Although penis fracture can result from injury during any position in sexual intercourse, certain practices increase the odds. In heterosexual men, the woman-on-top position increases your risk. When the penis is momentarily blocked at the entrance to the vagina, the woman’s full weight can forcefully bend the erection. The woman may also rock too far forward or backward, bending the shaft of the penis. The rear-entry position is also associated with penile injuries.

Men in certain Middle Eastern cultures practice taqaandan, or penile cracking. This involves grasping the shaft of the erect penis and bending the top until you hear an audible clicking sound. Men do this for a variety of reasons, such as:

  • deflating an unwanted erection
  • attempting to enlarge or straighten their penis
  • out of habit, like cracking your knuckles

If you suspect a fracture, see a doctor as soon as possible. If not treated, a fracture can leave the penis permanently damaged. Fracture can also lead to difficulty having an erection. That’s known as erectile dysfunction (ED).

A doctor can confirm that you’ve fractured your penis based on an exam and discussion of the circumstances of the injury. You may need to have a medical imaging study done if your doctor cannot make a clear diagnosis through an exam. Imaging studies for penile injuries include:

  • a special X-ray, called cavernosography, which requires injecting a special dye into the blood vessels of the penis
  • a penile ultrasound, in which the internal structure of the penis is imaged with sound waves
  • magnetic resonance imaging (MRI) with a scanner that uses a magnetic field and radio-energy pulses to create detailed images of the inside of the penis

You may also need to undergo special urinary tests to check if the urethra has been damaged. This happens in up to 38 percent of men with have penile fractures.

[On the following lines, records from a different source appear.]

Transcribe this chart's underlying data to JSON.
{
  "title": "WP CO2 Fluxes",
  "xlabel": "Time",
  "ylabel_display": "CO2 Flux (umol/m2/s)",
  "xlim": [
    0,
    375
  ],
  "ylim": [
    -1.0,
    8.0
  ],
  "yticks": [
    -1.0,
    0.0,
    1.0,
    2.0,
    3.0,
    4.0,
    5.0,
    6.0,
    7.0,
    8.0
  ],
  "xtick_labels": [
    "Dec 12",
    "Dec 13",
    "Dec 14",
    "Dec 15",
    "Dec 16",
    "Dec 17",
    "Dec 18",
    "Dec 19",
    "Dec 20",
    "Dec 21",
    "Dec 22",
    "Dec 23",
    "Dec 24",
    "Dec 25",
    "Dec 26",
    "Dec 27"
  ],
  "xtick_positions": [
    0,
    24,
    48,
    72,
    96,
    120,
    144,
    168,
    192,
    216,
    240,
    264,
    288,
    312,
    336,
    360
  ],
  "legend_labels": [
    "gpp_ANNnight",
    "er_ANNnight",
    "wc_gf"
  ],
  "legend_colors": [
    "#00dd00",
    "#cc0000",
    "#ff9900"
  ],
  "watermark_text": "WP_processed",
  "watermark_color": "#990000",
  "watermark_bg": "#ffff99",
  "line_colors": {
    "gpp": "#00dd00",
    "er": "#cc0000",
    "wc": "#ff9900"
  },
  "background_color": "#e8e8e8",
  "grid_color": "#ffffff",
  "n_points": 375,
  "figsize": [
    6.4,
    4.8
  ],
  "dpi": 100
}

A common test involves injecting a dye into the urethra through the tip of the penis and taking an X-ray. This reveals any damage or abnormalities the surgeon will need to know about when you undergo a repair.

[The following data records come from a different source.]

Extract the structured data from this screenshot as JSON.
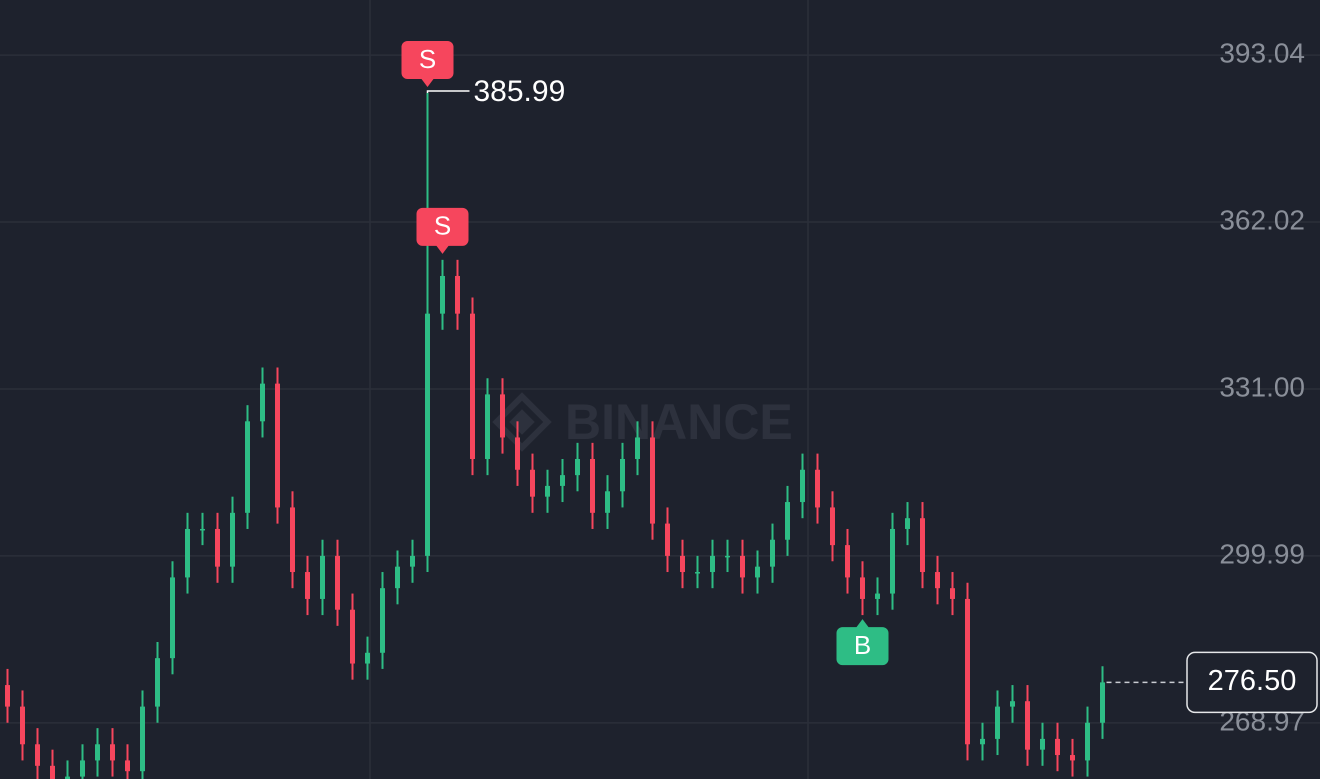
{
  "chart_data": {
    "type": "candlestick",
    "watermark": "BINANCE",
    "ylim": [
      258.55,
      403.27
    ],
    "yticks": [
      393.04,
      362.02,
      {
        "value": 331,
        "label": "331.00"
      },
      299.99,
      268.97
    ],
    "grid": true,
    "up_color": "#2ebd85",
    "down_color": "#f6465d",
    "open": [
      276,
      272,
      265,
      261,
      257,
      259,
      262,
      265,
      262,
      260,
      272,
      281,
      296,
      305,
      305,
      298,
      308,
      325,
      332,
      309,
      297,
      292,
      300,
      290,
      280,
      282,
      294,
      298,
      300,
      345,
      352,
      345,
      318,
      330,
      322,
      316,
      311,
      313,
      315,
      318,
      308,
      312,
      318,
      322,
      306,
      300,
      297,
      297,
      300,
      300,
      296,
      298,
      303,
      310,
      316,
      309,
      302,
      296,
      292,
      293,
      305,
      307,
      297,
      294,
      292,
      265,
      266,
      272,
      273,
      264,
      266,
      263,
      262,
      269
    ],
    "high": [
      279,
      275,
      268,
      264,
      262,
      265,
      268,
      268,
      265,
      275,
      284,
      299,
      308,
      308,
      308,
      311,
      328,
      335,
      335,
      312,
      300,
      303,
      303,
      293,
      285,
      297,
      301,
      303,
      385.99,
      355,
      355,
      348,
      333,
      333,
      325,
      319,
      316,
      318,
      321,
      321,
      315,
      321,
      325,
      325,
      309,
      303,
      300,
      303,
      303,
      303,
      301,
      306,
      313,
      319,
      319,
      312,
      305,
      299,
      296,
      308,
      310,
      310,
      300,
      297,
      295,
      269,
      275,
      276,
      276,
      269,
      269,
      266,
      272,
      279.5
    ],
    "low": [
      269,
      262,
      258,
      254,
      254,
      256,
      259,
      259,
      257,
      257,
      269,
      278,
      293,
      302,
      295,
      295,
      305,
      322,
      306,
      294,
      289,
      289,
      287,
      277,
      277,
      279,
      291,
      295,
      297,
      342,
      342,
      315,
      315,
      319,
      313,
      308,
      308,
      310,
      312,
      305,
      305,
      309,
      315,
      303,
      297,
      294,
      294,
      294,
      297,
      293,
      293,
      295,
      300,
      307,
      306,
      299,
      293,
      289,
      289,
      290,
      302,
      294,
      291,
      289,
      262,
      262,
      263,
      269,
      261,
      261,
      260,
      259,
      259,
      266
    ],
    "close": [
      272,
      265,
      261,
      257,
      259,
      262,
      265,
      262,
      260,
      272,
      281,
      296,
      305,
      305,
      298,
      308,
      325,
      332,
      309,
      297,
      292,
      300,
      290,
      280,
      282,
      294,
      298,
      300,
      345,
      352,
      345,
      318,
      330,
      322,
      316,
      311,
      313,
      315,
      318,
      308,
      312,
      318,
      322,
      306,
      300,
      297,
      297,
      300,
      300,
      296,
      298,
      303,
      310,
      316,
      309,
      302,
      296,
      292,
      293,
      305,
      307,
      297,
      294,
      292,
      265,
      266,
      272,
      273,
      264,
      266,
      263,
      262,
      269,
      276.5
    ],
    "high_label": 385.99,
    "last_price": {
      "value": 276.5,
      "label": "276.50"
    },
    "markers": [
      {
        "text": "S",
        "candle": 28,
        "at": "high",
        "color": "#f6465d"
      },
      {
        "text": "S",
        "candle": 29,
        "at": "high",
        "color": "#f6465d"
      },
      {
        "text": "B",
        "candle": 57,
        "at": "low",
        "color": "#2ebd85"
      }
    ]
  }
}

Penile fractures usually require surgery. The surgeon will use stitches to close the tear in the tunica albuginea and corpus cavernosum. The main goals of treatment are to restore or maintain your ability to have erections and preserve urinary function.

After surgery, you’ll stay in the hospital, typically for one to three days. The doctor will prescribe pain medication and antibiotics. Take your medication as directed by your doctor.

After surgery, the fracture will take months to fully heal. You need to have follow-up exams and possibly imaging studies to:

  • check on the progress of healing
  • examine the veins and arteries in the penis
  • assess blood flow

You shouldn’t have intercourse for at least a month after surgery. Ask your doctor what you can do to assist in healing the injury.

Surgery has good results in over 90 percent of cases. Some men may experience side effects after the repair, including erectile dysfunction, curvature of the penis, and painful erections.

If you think you’ve fractured your penis, go to your local emergency services. Results are significantly better when treated within 24 hours of the injury. After surgery to repair the penis, most men regain the ability to have erections and report overall satisfaction with their sex life.

To avoid penile injuries, make sure there is adequate lubrication during intercourse and be careful during vigorous or “hard” penetrative intercourse. Also, avoid trying to force your erect penis into tight underwear or rolling over on an erection in bed. Any sudden force exerted on an erect penis could cause injury, major or minor.